New 'anti-infiltration' bill passes final hurdle before vote in Knesset

African migrants walk in front of the entrance to Holot open detention center in the Negev  (photo credit: REUTERS)
African migrants walk in front of the entrance to Holot open detention center in the Negev
(photo credit: REUTERS)
The Knesset Interior Committee approved on Monday the second and third reading of a bill meant to prevent “infiltration” of African migrants into Israel, and to encourage others to leave the country. The new version of the bill follows two previous ones that were struck down by the High Court of Justice, and means the bill has only to be voted on by the Knesset plenum in order to go into law.
The Knesset plenum is scheduled to vote on the bill on Monday night.
The latest version passed in committee today includes three main basic changes over previous versions. It cuts the time a new migrant can be kept in closed detention centers from a year to three months, after which they’ll be moved to the Holot open detention center. The new bill stipulates that migrants can be held for up to 20 months in Holot and that they must show up for head count once a day as opposed to three times like before, and finally, it outlines new, stiffer penalties for people employing illegal migrants. Migrants must also pay a monthly deposit which they can only receive after leaving the country.

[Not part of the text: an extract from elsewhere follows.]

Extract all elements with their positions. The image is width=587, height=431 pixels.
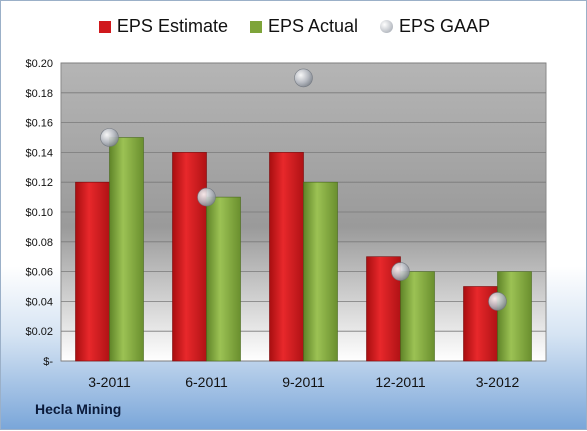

Interior Minister Gilad Erdan said of the bill, "The argument here is between two political groups: "Those who see Israel, first and foremost as the one and only nation state of the Jews, and the Left bloc, who, unfortunately, are willing to endanger this." He said that the latest version of the bill was not perfect, but prevented the freeing of "thousands of detainees" at the Holot open detention center "into the streets of south Tel Aviv and the job market." "The residents of south Tel Aviv deserve personal security and a return to the normal lives they once had. We have to look them in the eyes and help them get their former lives back," Erdan stated.

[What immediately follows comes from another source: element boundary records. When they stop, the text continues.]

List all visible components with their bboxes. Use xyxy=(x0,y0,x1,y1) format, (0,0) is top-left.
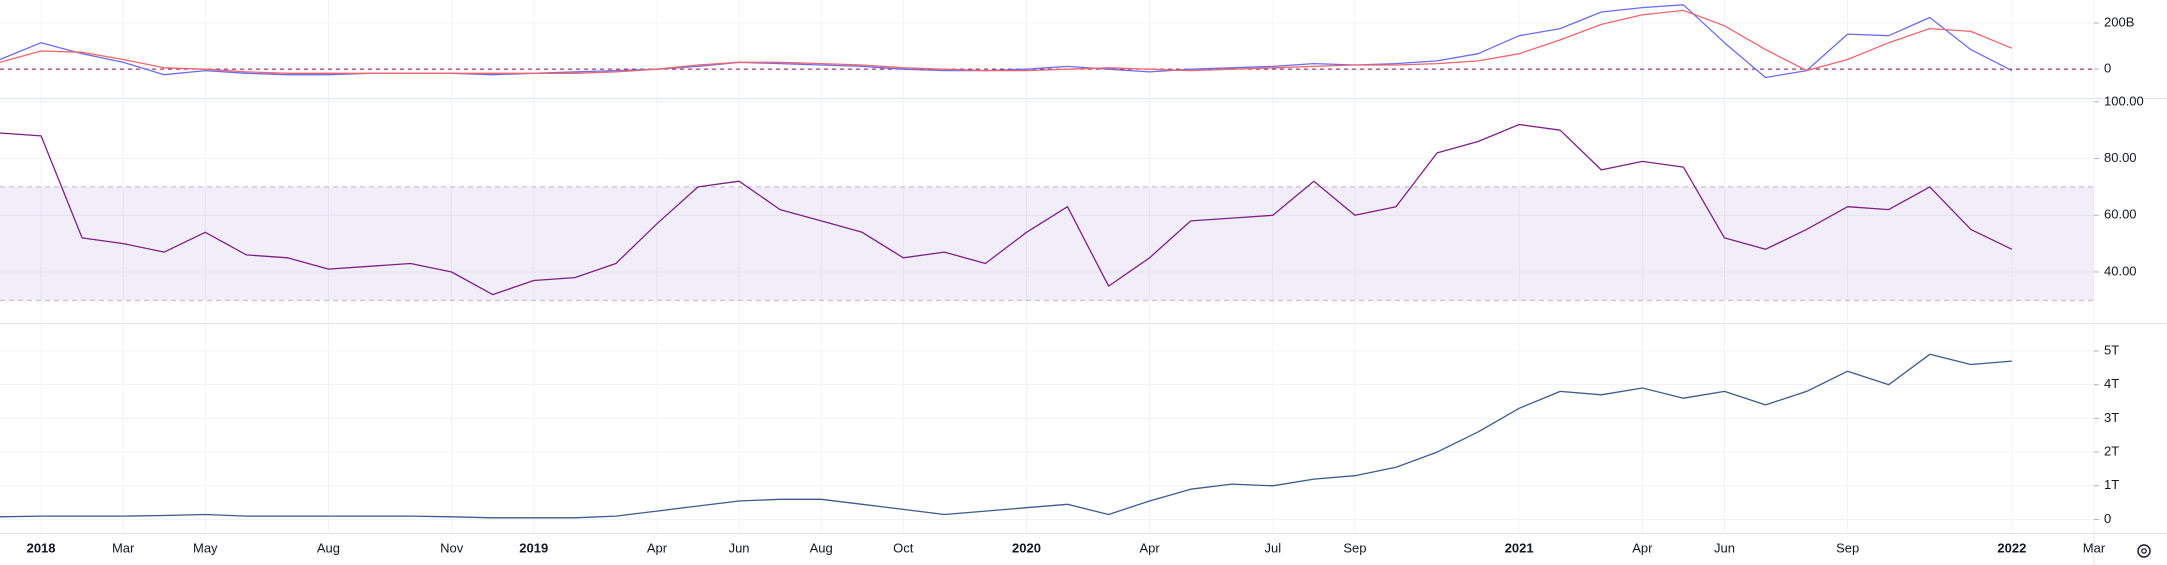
x-tick-label: Jun xyxy=(1714,540,1735,555)
x-tick-label: 2018 xyxy=(27,540,56,555)
x-tick-label: Aug xyxy=(810,540,833,555)
x-tick-label: Apr xyxy=(647,540,668,555)
y-tick-label: 2T xyxy=(2104,444,2119,459)
x-tick-label: Nov xyxy=(440,540,464,555)
y-tick-label: 3T xyxy=(2104,410,2119,425)
x-tick-label: Mar xyxy=(112,540,135,555)
y-tick-label: 0 xyxy=(2104,511,2111,526)
x-tick-label: May xyxy=(193,540,218,555)
y-tick-label: 0 xyxy=(2104,61,2111,76)
series-line xyxy=(0,9,2013,74)
y-tick-label: 1T xyxy=(2104,477,2119,492)
y-tick-label: 100.00 xyxy=(2104,93,2144,108)
x-tick-label: Sep xyxy=(1343,540,1366,555)
x-tick-label: Sep xyxy=(1836,540,1859,555)
x-tick-label: 2021 xyxy=(1505,540,1534,555)
series-line xyxy=(0,353,2012,519)
x-tick-label: Mar xyxy=(2083,540,2106,555)
y-tick-label: 80.00 xyxy=(2104,150,2137,165)
series-line xyxy=(0,123,2013,296)
series-line xyxy=(0,4,2013,79)
x-tick-label: 2020 xyxy=(1012,540,1041,555)
settings-icon[interactable] xyxy=(2137,544,2151,558)
x-tick-label: 2022 xyxy=(1997,540,2026,555)
x-tick-label: Jun xyxy=(729,540,750,555)
x-tick-label: Apr xyxy=(1632,540,1653,555)
y-tick-label: 40.00 xyxy=(2104,263,2137,278)
plot xyxy=(0,4,2013,519)
x-tick-label: 2019 xyxy=(519,540,548,555)
y-tick-label: 5T xyxy=(2104,342,2119,357)
y-tick-label: 60.00 xyxy=(2104,207,2137,222)
y-tick-label: 200B xyxy=(2104,14,2134,29)
x-tick-label: Oct xyxy=(893,540,914,555)
x-tick-label: Apr xyxy=(1140,540,1161,555)
rsi-band xyxy=(0,186,2094,301)
x-tick-label: Aug xyxy=(317,540,340,555)
x-tick-label: Jul xyxy=(1265,540,1282,555)
y-tick-label: 4T xyxy=(2104,376,2119,391)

The new version of the bill was criticized on Monday by MK Dov Khenin (Hadash) who said that it “does not give any solution to the distress of the residents of south Tel Aviv,” saying that instead of working to solve the problems faced in the neighborhoods where most of the migrants are concentrated, the state “has again chosen militancy and hatred.”
On Monday, activists supporting the migrant population gathered outside the Knesset, releasing balloons and calling for MKs to vote against the amended bill. In a press release on Sunday, organizers of the protest said it was also held to mark the one-year anniversary of a mass protest movement launched by African migrants in Tel Aviv and elsewhere, which included a general strike and protests that saw tens of thousands of people gathered in central Tel Aviv calling for Israel to change its policies on African migrants.

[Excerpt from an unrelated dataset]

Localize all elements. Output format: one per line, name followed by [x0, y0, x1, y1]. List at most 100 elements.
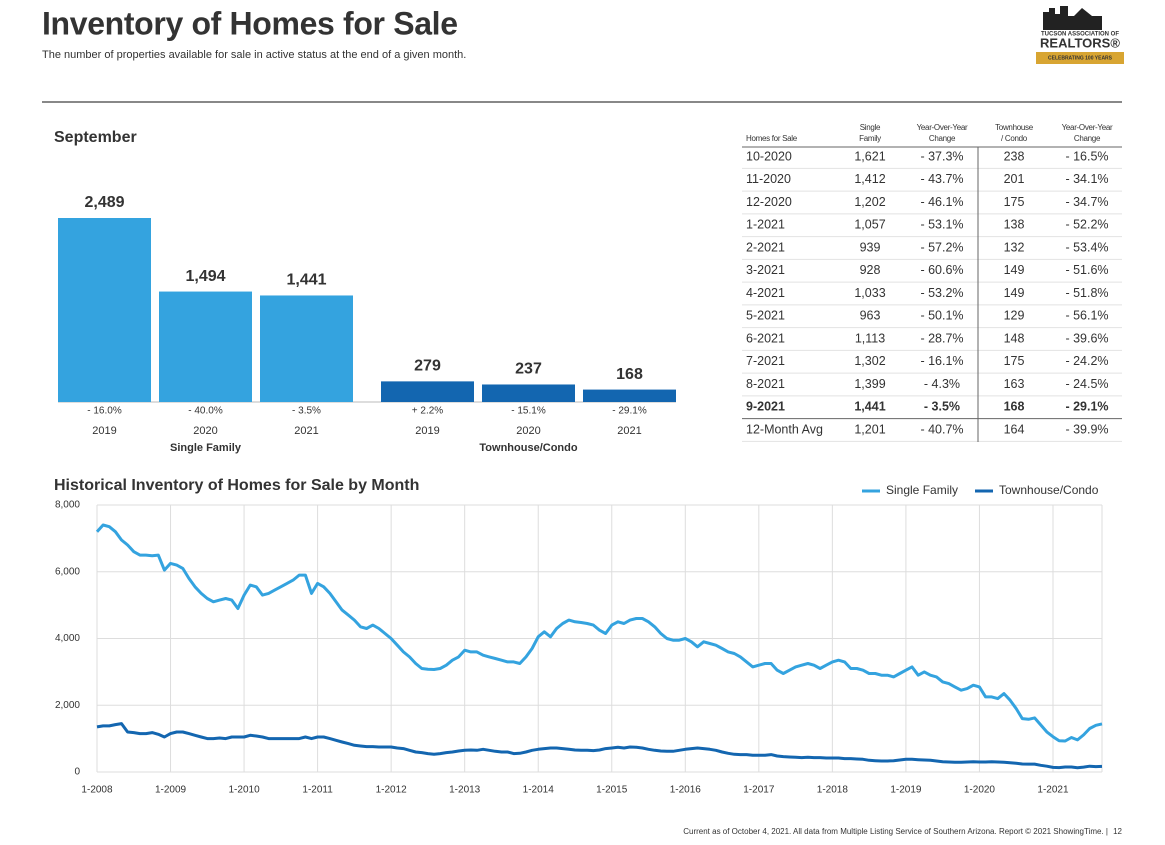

The statement quotes Hagit Shemer, a resident of the Shapira neighborhood of south Tel Aviv and one of the protest organizers as saying that “imprisoning 3,000 people will only cost us millions and won’t help anyone, and certainly not the residents of south Tel Aviv. The solution is to give asylum seekers work permits for places across Israel and to invest funds in south Tel Aviv.”
African migrants and their Israeli supporters have called for the government to close the Holot detention center, which has room to house about 3,000 inmates. They have called on the government to allow African migrants in Israel to work legally and move freely around the country, and to examine their asylum requests promptly and thoroughly.
Opened in December 2013, the Holot detention center is part of a package of measures meant to encourage migrants to repatriate themselves to their home countries. These other measures have included stiffer penalties on their employment and restrictions on their ability to send money back to their home countries as well as resettlement money for those willing to return. According to Population, Immigration, and Borders Authority (PIBA) figures, a total of 6,190 migrants have agreed to return to their countries so far in 2014, out of a population whose numbers are estimated at between 40,000 to over 50,000.
Most migrants are from Eritrea, and they and their supporters argue that if they return to the East African country they could face persecution by the authoritarian regime in Asmara due to the fact that they defected and fled national service.
Sheffy Paz, a south Tel Aviv resident who has led protest actions against the African migrant population, said that she and other supporters believe the new law “is a terrible law but we should support it. We would have wanted one with more teeth but the law passed very quickly.”
Paz said that she and others believe that closing Holot would send a dangerous message and that the migrant population would “begin to raise their heads and we would see this in the streets, in a declining level of personal security.”
She added that she and others are “not in favor of imprisoning innocent people”, but that Holot “is the greatest incentive for convincing people to return willfully to their countries.”